We have hitherto avoided discussion of tactics in the abstract. But it is necessary to understand thoroughly the tactic of the United Front, which is fundamental to any understanding of the history of Communist revolutions after 1923. Misunderstanding of it was at the root of the failure in Germany in 1923, in China in 1925–27, and, most catastrophic of all, in Germany in 1929–1933. It is being shamefully abused today. Yet it remains a basic tactic for any revolutionary Socialist Party. Without a thorough realisation of all its dangers, the party that attempts it will be lost in a swamp of opportunism. On the other hand, without it there can be no success.
It is based on the fact that except at moments of very high tension in national affairs, moments which though long in preparation are of comparatively short duration, a Communist Party is likely to be a definite minority among the organised workers. Most of these are in the Trade Unions, where they struggle for the maintenance or improvement of wages and working conditions. These Trade Unions are the basis of Social Democracy, and the workers, for instance on the outbreak of war, succumb to Social Democratic leadership, their war to end war, neutrality of Belgium, independence of Abyssinia, collective security or whatever capitalist ballyhoo these Social Democratic leaders may be using at the moment. A Communist Party knows that a revolutionary crisis will inevitably approach, but the revolutionary crisis is itself conditioned by the militancy of the masses whom the reformist leaders do everything to deceive, mislead and, when necessary, crush ruthlessly. Hence the slogan, “To the masses.” The masses can be reached by worker Communists entering the Trade Unions, Co-operative Societies, sports’ organisations, etc., of the workers, and struggling for influence there. But there must be a political approach also. They can form secret groups, fractions as they are called, inside the Social Democratic parties and with discretion propagate Communist ideas there. But this is not sufficient to perform the main task, opening the eyes of the workers to the real nature of the Social Democratic leaders. Party must approach party, and a Communist Party constantly offers the United Front to the Social Democratic parties for purposes of struggle.
Obviously to offer a Social Democrat the United Front for the purpose of overthrowing Capitalism is an absurdity. The Social Democratic worker is Social Democratic precisely because he does not believe in revolution. He has seen it fail so often, he dislikes bloodshed, or more simply because the great majority of mankind decide on revolution only after they have tried every other possible way out of their difficulties. But the Social Democratic worker will struggle for an eight-hour day, he will, under certain circumstances, join in a determined struggle against war, if the Capitalists begin an assault on living standards he will resist. While the Communist rank-and-file are assiduously urging the struggle for these or similar measures in the rank-and-file of the Social Democratic workers “from below,” the official Communist Party offers the United Front “above” to the Social Democratic leaders. These offers must be unremittingly made at every opportunity which presents itself. The Communist knows that these gentlemen will not carry the fight any distance, very often will not fight at all.
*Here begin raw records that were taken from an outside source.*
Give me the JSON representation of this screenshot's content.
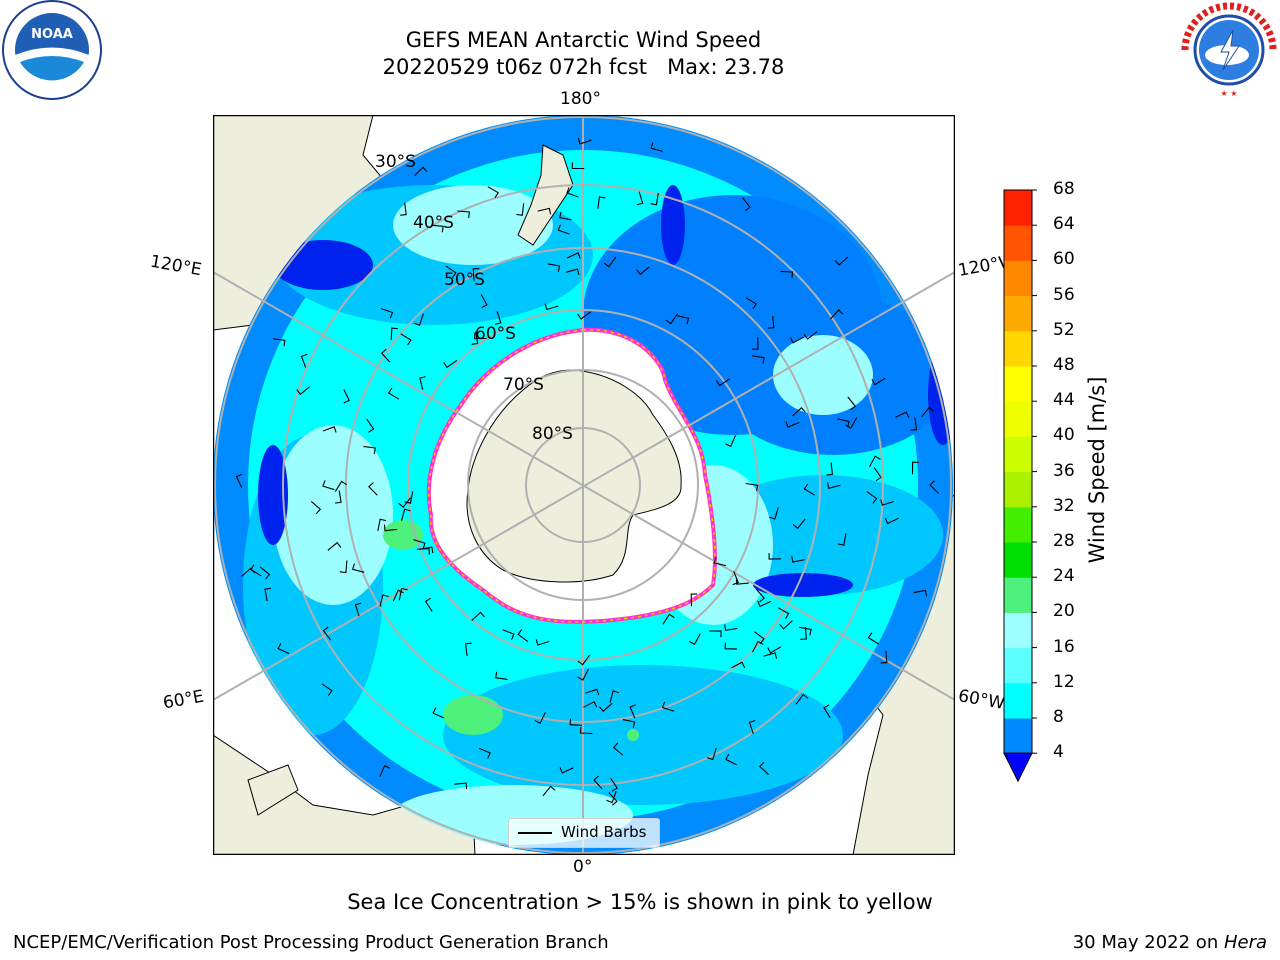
{
  "title": {
    "line1": "GEFS MEAN Antarctic Wind Speed",
    "line2": "20220529 t06z 072h fcst   Max: 23.78"
  },
  "logos": {
    "left": {
      "name": "noaa-logo",
      "text": "NOAA"
    },
    "right": {
      "name": "national-weather-service-logo",
      "text": "NATIONAL WEATHER SERVICE"
    }
  },
  "map": {
    "projection": "south-polar-stereographic",
    "longitude_labels": {
      "top": "180°",
      "bottom": "0°",
      "upper_left": "120°E",
      "upper_right": "120°W",
      "lower_left": "60°E",
      "lower_right": "60°W"
    },
    "latitude_labels": [
      "30°S",
      "40°S",
      "50°S",
      "60°S",
      "70°S",
      "80°S"
    ],
    "colors": {
      "land": "#eeeedc",
      "ocean_light": "#00ffff",
      "ocean_pale": "#9dfeff",
      "ocean_mid": "#00c8ff",
      "ocean_blue": "#0080ff",
      "ocean_dark": "#0022ee",
      "green": "#4cf07a",
      "sea_ice": "#ffffff",
      "ice_edge_pink": "#ff33cc",
      "ice_edge_yellow": "#ffc800"
    },
    "legend_label": "Wind Barbs"
  },
  "colorbar": {
    "label": "Wind Speed [m/s]",
    "ticks": [
      "4",
      "8",
      "12",
      "16",
      "20",
      "24",
      "28",
      "32",
      "36",
      "40",
      "44",
      "48",
      "52",
      "56",
      "60",
      "64",
      "68"
    ],
    "colors": [
      "#0088ff",
      "#00ffff",
      "#5cffff",
      "#9dffff",
      "#4cf07a",
      "#00e000",
      "#44ee00",
      "#aaf000",
      "#ccff00",
      "#eeff00",
      "#ffff00",
      "#ffd600",
      "#ffaa00",
      "#ff8800",
      "#ff5500",
      "#ff2200"
    ],
    "extend_color": "#0000ff"
  },
  "notes": {
    "sea_ice": "Sea Ice Concentration > 15% is shown in pink to yellow",
    "footer_left": "NCEP/EMC/Verification Post Processing Product Generation Branch",
    "footer_right_date": "30 May 2022 on ",
    "footer_right_machine": "Hera"
  }
}
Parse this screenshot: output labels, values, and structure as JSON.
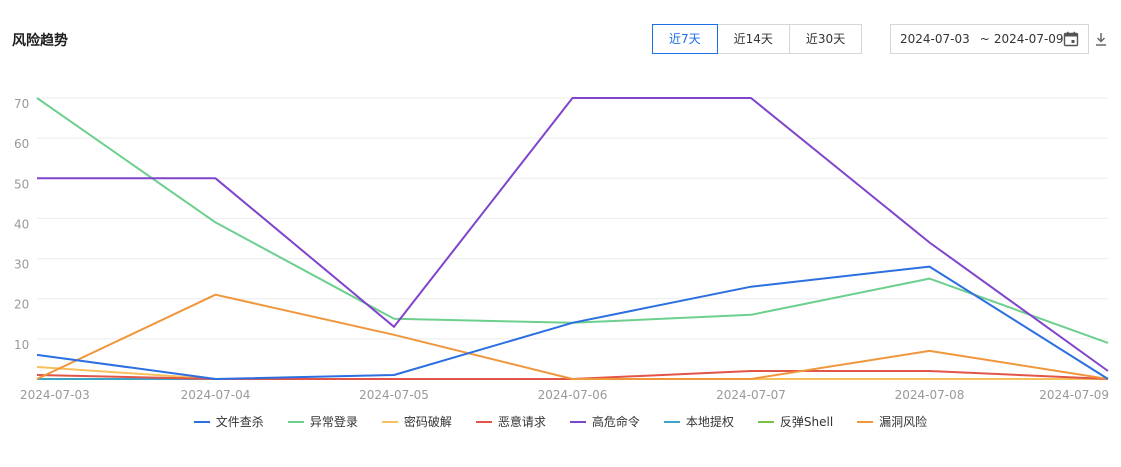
{
  "header": {
    "title": "风险趋势",
    "ranges": [
      {
        "label": "近7天",
        "active": true
      },
      {
        "label": "近14天",
        "active": false
      },
      {
        "label": "近30天",
        "active": false
      }
    ],
    "date_start": "2024-07-03",
    "date_sep": "~",
    "date_end": "2024-07-09"
  },
  "chart_data": {
    "type": "line",
    "x": [
      "2024-07-03",
      "2024-07-04",
      "2024-07-05",
      "2024-07-06",
      "2024-07-07",
      "2024-07-08",
      "2024-07-09"
    ],
    "ylim": [
      0,
      70
    ],
    "yticks": [
      0,
      10,
      20,
      30,
      40,
      50,
      60,
      70
    ],
    "grid": true,
    "legend_position": "bottom",
    "series": [
      {
        "name": "文件查杀",
        "color": "#2c6fe0",
        "values": [
          6,
          0,
          1,
          14,
          23,
          28,
          0
        ]
      },
      {
        "name": "异常登录",
        "color": "#6dcf8e",
        "values": [
          70,
          39,
          15,
          14,
          16,
          25,
          9
        ]
      },
      {
        "name": "密码破解",
        "color": "#f5c05d",
        "values": [
          3,
          0,
          0,
          0,
          0,
          0,
          0
        ]
      },
      {
        "name": "恶意请求",
        "color": "#e05547",
        "values": [
          1,
          0,
          0,
          0,
          2,
          2,
          0
        ]
      },
      {
        "name": "高危命令",
        "color": "#8044cc",
        "values": [
          50,
          50,
          13,
          70,
          70,
          34,
          2
        ]
      },
      {
        "name": "本地提权",
        "color": "#3fa4c4",
        "values": [
          0,
          0,
          0,
          0,
          0,
          0,
          0
        ]
      },
      {
        "name": "反弹Shell",
        "color": "#7ac04a",
        "values": [
          0,
          0,
          0,
          0,
          0,
          0,
          0
        ]
      },
      {
        "name": "漏洞风险",
        "color": "#f0963c",
        "values": [
          0,
          21,
          11,
          0,
          0,
          7,
          0
        ]
      }
    ]
  }
}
He knows that and says so openly. But the Social Democratic worker does not know it. The pathetic faith the average worker has in the leaders of the organisations he has created is one of the chief supports of the capitalist system. By constantly offering the United Front for measures that the Social Democratic Party worker is willing to fight for, not as a revolutionary but merely as a worker, the Communist Party hopes to expose to the workers, before the actual crisis approaches, that the Social Democratic leaders, having to make a choice, will always choose the bourgeoisie. If the Social Democratic Party were homogeneous, its leaders could afford to neglect these appeals, while continuing to assure the workers that everything can be left in their hands. But as capitalist pressure increases, as the State machine becomes more oppressive, the more militant of the Social Democratic workers begin to press on their leaders for action of some sort. These are compelled to stop mouthing phrases and act, or face the loss of large sections of their party and the distrust of others. The Communist Party offers a definite programme of struggle for definite ends. It knows that once a struggle does begin, the revolutionary party inevitably takes the lead.
All the negotiations are made openly and in the light of day before the workers, so that all the responsibility for refusals or broken agreements can be laid at the proper door. The United Front is not for all times. The Social Democratic worker must sense some nation-wide danger to his class before he can be stirred. But persistently carried on during a period of growing crisis, the tactic of the United Front can result in a vast strengthening of the influence of the Communist Party over the millions of workers who might not join the Communist Party en masse, but mentally compare its energy and its activity in the face of danger, with the rhetorical passivity of their own leaders. At the moment of crisis, decisive action over the heads of the Social Democratic leaders will bring enough of the masses to make the revolution. Action is the final pillar of the bridge. Millions of people are never moved to revolution by propaganda alone.
Obviously the tactic of the United Front has great dangers. Few men are like Lenin, and before him, Marx, able to pass from the most furious onslaught on Capitalism to ordinary humdrum, everyday constitutional action a few months later. Few parties have the discipline to respond with the least amount of loss to such leadership. A Communist Party not homogeneous enough might lose its revolutionary identity in the effort for the United Front, especially over a comparatively quiescent period where active struggle is impossible. In such periods, with Communist leaders who have Social Democratic tendencies, especially in Communist parties which have sprung out of Social Democratic parties, the clear line of demarcation that must always exist between the two parties becomes blurred, with fatal results when the time for action comes. A party might still be fiddling about with the Social Democratic leaders at a time when it has already won influence over a majority of the workers and should pass to action, before its influence over the majority, always temporary under Capitalism, evaporates. The party must be able to take united action with Social Democrats and yet remain an independent organisation with an independent banner. A most rigorous principle of the Leninist United Front, therefore, is that never under any circumstances must the right of criticism be abrogated. A joint struggle for the eight-hour day, even if agreed upon and carried out, must not prevent a Communist Party from attacking a Social Democratic Party for supporting, let us say, the despatch of British troops to crush a national movement in China. Yet the revolutionary must exercise discretion.